Technical analyst Kevin, better known on X as @Kev_Capital_TA, rekindled debate over Dogecoin’s market structure on Sunday when he urged traders to ignore the “non-stop TA on DOGE for engagement purposes” and to concentrate on the two signals that have guided the meme-coin’s price for more than two years. “Not much has changed for Dogecoin here,” he wrote. “Don’t let the other analysts on this platform flood you with non stop TA on DOGE for engagement purposes. We know what to watch for here.”
Dogecoin’s Fate Hinges On This
Kevin’s view hinges on the weekly chart he posted on 26 June. At that time, Dogecoin (DOGE) was hovering near $0.166—and, according to his chart, sitting directly on an ascending support cluster that has defined every major move since the 2022 bear-market washout. “Looking at Dogecoin on the weekly time frame,” he said, “you can see that ever since the bear market breakout on the weekly RSI back in 2022, any time DOGE has hit that level again—which has happened five times now—Doge has gone on to see major bounces. A failure of this weekly RSI level along with a failure of the $0.143-$0.127 level would be the line in the sand between longer term bearish price action or continued bull.”

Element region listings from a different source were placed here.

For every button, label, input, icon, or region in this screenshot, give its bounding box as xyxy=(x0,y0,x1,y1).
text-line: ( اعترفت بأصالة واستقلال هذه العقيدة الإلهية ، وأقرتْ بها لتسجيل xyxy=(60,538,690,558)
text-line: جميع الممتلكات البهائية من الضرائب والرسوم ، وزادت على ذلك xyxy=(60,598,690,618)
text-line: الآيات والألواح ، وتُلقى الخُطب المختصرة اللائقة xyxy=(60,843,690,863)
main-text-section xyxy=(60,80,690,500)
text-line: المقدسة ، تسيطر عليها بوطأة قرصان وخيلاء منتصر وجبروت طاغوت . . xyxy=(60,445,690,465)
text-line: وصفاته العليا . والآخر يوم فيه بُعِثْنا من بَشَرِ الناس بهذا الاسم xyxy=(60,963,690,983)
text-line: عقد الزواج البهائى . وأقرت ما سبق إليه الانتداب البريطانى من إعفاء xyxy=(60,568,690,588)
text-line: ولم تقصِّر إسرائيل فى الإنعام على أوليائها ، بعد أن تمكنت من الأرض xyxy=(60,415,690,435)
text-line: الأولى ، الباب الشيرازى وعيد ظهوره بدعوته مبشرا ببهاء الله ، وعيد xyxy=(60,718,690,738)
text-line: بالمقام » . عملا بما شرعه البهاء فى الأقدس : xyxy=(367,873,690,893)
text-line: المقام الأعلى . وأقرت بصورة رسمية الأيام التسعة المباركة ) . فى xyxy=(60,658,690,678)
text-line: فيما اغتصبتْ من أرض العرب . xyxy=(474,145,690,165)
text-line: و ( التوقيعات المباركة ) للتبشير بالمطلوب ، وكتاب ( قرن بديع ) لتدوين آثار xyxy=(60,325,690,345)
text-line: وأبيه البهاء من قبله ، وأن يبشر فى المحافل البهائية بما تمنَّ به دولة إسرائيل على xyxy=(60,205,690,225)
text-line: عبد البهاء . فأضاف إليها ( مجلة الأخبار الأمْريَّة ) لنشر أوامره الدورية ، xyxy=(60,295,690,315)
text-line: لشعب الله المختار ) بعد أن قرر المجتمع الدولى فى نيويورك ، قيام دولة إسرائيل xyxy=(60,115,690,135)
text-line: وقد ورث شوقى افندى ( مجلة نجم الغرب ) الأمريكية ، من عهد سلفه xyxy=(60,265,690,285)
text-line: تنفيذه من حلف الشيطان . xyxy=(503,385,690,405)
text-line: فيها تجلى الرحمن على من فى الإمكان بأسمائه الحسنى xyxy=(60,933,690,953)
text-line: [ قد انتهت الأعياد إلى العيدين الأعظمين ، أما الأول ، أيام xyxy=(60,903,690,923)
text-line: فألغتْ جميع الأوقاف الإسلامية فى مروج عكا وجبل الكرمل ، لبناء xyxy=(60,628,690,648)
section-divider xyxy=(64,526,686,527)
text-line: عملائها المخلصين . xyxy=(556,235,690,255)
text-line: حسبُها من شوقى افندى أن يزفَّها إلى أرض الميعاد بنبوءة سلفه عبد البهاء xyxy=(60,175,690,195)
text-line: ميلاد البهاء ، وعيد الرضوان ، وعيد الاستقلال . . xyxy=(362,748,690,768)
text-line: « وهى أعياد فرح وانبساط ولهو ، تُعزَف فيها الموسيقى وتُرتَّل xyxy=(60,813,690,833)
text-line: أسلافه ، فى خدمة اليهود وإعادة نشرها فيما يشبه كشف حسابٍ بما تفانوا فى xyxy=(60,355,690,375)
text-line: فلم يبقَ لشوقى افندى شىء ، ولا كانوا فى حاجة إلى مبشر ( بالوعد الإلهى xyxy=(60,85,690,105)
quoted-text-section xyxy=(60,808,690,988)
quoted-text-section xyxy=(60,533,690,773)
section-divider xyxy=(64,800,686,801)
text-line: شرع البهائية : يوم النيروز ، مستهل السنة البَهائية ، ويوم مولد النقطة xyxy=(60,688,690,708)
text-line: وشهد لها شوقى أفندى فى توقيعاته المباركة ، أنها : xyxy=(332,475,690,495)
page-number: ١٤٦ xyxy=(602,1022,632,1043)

The chart shows Dogecoin sitting just millimetres above a confluence of the green 0.382 Fibonacci retracement ($0.13778), the upper boundary of a falling trend line that has been in force since May 2021 and the weekly 200 SMA and EMA. Previously, Kevin stated via X: “Weekly 200 SMA and EMA are must holds for Dogecoin along with the macro .382 and down trending support.” Beneath lies the horizontal “line in the sand” at $0.143-$0.127—a zone Kevin has ring-fenced with bold yellow trend lines.
Below the price pane, the weekly Relative Strength Index tells an equally focused story. Kevin has drawn a white band just above the 40-line; the yellow RSI profile has now tapped that band five times. Each tag coincided with a price trough circled in orange on the main chart. The oscillator’s simple moving average (plotted in magenta) has curled below 50 but remains above the 40-support, keeping the pattern intact.
Overhead, Kevin’s chart maps a hierarchy of Fibonacci checkpoints: the 0.5 retracement at $0.18988 (red), the tightly stacked 0.618 ($0.26169) and 0.65 ($0.28548) (yellow), and the 0.786 ($0.41317) (blue). Two large violet supply boxes—one between $1.00 and $1.30 and another around $2.20 and $2.70—represent possible bull run targets. Kevin refrains from forecasting how quickly those zones might come into play, emphasising instead that holding the current support cluster is the single prerequisite for any higher-time-frame bullish thesis.
The analyst also zoomed out to the broader digital-asset landscape in a Sunday follow-up. “The biggest moves for #Altcoins have yet to occur,” he argued, tying potential break-outs to macro-economic easing. “If the macro leads us to further easing and the market sniffs that out … then the ingredients will be in place for a massive move higher on Alts. Altcoins have always required the proper ingredients to make a sustained out-performance over #BTC for months. We’re closer than many understand; we just need a few more things to fall into place.”
For now, Kevin’s message is stripped to its essentials: watch the weekly RSI band and the $0.143-$0.127 price shelf. As long as both survive, the chartist sees no reason to overhaul his structural bias—no matter how crowded the Dogecoin commentary stream becomes.
At press time, DOGE traded at $0.172.